Wealthy marriages are motivated by mutuality, understanding that sharing is the foundation of healthy relationships. They intentionally share the important aspects of their lives because they understand that this is the process that God uses to shape each of them into the vessels that God has purposed them to be.
In sum, wealthy marriages see financial management as a tool for honoring mutuality over materialism.
Financial distress cripples many families. When the pressures of adjusting mortgages and escalating credit card balances impinge upon the marriage, husbands and wives tend to distance from each other. Feelings of guilt, shame, and disappointment often foster power imbalances that isolate spouses.
Contrarily, wealthy marriages use times of desperation to draw closer together because they embrace the idea that they are allies empowered to tackle a common foe, financial or otherwise.
Wealthy marriages see financial distress and success as empowering them to resiliently embrace their collective strengths.
Finding emotional security in the sacred
God designed us to crave security—a survival instinct. From the beginning of creation until today, Satan’s strategy has been to distort human perceptions of security in order to separate us from one another and from God. Today, Satan deceives us to entrust our emotional and financial security to temporal measures such as pre-nuptial agreements, separate bank accounts, and bills assigned to one party or the other. There is nothing inherently wrong with any of these. But, problems arise when we trust these measures for our security more than we trust our spouses and God.
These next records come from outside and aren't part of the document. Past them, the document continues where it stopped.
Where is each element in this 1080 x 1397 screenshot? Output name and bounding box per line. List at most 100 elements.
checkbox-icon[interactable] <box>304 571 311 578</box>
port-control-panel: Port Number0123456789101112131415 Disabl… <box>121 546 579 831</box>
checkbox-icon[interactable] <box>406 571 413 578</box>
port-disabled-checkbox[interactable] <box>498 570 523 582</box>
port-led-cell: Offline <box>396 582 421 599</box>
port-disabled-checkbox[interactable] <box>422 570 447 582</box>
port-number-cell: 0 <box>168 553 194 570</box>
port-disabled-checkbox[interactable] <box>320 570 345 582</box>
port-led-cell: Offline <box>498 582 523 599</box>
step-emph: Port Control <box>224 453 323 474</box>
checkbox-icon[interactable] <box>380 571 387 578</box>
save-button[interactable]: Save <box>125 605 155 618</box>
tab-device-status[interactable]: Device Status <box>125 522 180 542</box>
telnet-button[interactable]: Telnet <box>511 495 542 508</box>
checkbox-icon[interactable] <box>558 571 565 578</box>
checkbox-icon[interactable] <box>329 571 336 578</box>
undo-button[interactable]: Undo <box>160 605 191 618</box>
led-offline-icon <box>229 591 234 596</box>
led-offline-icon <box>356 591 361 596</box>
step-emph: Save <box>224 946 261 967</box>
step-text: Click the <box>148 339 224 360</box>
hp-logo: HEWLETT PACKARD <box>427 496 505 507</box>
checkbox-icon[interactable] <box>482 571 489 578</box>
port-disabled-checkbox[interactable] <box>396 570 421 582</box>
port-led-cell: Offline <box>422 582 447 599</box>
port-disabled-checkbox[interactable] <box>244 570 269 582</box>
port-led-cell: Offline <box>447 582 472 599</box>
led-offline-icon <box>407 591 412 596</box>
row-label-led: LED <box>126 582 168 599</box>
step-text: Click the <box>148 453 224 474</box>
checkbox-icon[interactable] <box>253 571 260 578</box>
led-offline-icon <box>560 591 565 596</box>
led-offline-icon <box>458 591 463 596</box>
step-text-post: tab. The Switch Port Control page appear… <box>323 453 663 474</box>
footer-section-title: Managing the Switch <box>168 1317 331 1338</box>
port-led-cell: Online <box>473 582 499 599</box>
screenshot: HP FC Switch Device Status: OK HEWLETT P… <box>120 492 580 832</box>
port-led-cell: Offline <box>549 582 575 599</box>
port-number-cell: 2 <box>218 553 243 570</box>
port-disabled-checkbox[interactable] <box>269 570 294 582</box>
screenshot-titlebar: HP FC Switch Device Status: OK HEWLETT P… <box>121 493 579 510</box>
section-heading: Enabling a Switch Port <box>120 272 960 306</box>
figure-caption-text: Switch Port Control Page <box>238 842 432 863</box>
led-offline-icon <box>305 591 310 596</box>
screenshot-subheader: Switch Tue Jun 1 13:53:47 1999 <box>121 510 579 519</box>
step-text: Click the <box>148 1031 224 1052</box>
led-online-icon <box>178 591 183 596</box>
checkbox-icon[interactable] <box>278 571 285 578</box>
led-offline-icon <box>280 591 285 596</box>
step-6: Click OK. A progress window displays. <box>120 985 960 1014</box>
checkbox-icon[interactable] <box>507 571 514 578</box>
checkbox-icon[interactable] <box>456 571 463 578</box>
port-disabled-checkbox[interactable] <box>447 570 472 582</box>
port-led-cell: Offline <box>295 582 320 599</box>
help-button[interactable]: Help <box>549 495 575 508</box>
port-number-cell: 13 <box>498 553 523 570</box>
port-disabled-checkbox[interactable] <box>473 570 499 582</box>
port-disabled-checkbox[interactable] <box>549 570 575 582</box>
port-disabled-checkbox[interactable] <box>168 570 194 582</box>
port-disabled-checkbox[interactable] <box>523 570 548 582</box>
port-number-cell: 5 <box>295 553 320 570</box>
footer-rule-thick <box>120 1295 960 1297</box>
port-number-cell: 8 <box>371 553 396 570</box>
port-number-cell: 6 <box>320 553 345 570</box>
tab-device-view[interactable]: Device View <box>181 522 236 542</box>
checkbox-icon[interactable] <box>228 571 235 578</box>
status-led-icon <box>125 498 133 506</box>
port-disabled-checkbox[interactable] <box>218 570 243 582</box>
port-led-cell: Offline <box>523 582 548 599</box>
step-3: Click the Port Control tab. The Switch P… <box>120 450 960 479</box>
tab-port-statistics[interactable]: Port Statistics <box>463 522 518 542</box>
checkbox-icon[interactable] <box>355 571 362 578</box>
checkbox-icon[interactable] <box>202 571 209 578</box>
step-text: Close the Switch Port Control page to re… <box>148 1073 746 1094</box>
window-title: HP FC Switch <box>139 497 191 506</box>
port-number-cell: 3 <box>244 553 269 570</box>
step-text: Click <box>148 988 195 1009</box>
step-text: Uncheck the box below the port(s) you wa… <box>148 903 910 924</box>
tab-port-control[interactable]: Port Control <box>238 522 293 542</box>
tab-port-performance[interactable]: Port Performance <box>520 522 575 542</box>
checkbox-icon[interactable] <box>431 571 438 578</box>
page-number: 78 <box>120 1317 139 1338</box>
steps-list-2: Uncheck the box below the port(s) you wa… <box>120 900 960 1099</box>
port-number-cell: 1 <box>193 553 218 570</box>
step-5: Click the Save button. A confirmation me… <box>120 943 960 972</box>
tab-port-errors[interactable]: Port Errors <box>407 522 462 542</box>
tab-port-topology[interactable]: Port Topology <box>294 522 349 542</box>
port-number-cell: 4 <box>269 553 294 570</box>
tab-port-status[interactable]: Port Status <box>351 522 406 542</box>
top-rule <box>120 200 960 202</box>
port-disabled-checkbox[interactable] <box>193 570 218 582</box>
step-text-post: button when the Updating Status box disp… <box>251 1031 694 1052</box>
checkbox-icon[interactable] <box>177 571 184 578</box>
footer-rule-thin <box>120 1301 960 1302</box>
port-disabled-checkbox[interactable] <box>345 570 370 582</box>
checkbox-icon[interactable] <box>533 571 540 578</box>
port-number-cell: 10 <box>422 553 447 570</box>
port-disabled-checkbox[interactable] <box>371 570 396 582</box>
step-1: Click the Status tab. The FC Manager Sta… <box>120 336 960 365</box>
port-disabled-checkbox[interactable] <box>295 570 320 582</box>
Wealthy marriages recognize that as living temples every aspect of their marriage is sacred—set apart to worship. Therefore, their security is found in their faith, their obedience to the Lord’s command. Wealthy marriages see their joint resources (including their finances) as sacred treasure to draw mankind to God.
Prioritize service to others over their own self-centeredness
The theme of scripture is the importance of service to others. As Christians we look to the parable of the talents (Matthew 25:14-30) as a clear representation of the manner in which God calls us to be good stewards. Wealthy marriages model stewardship from a service-orientation, appropriating their resources and life experiences as offerings to others. Their faith comforts them that God will meet their needs as they serve others.
The signs that we are continuing to recover from our economic recession are strong. But, I’m very concerned about whether we are recovering from the relational recession that continues to plague our communities. When left to our sinful devices, our marriages are ill prepared to weather the relational or financial storms.
Our promise, however, is that God empowers us to transform our marital mess into a wealthy marriages as we walk in obedience to God’s edicts. When we do, I am convinced that God will highlight our marriages and family relationships rather than the leading U.S. economic indicators, as the true barometer of wealth in our economy. Wealthy homes become an inheritance that reap transgenerational dividends.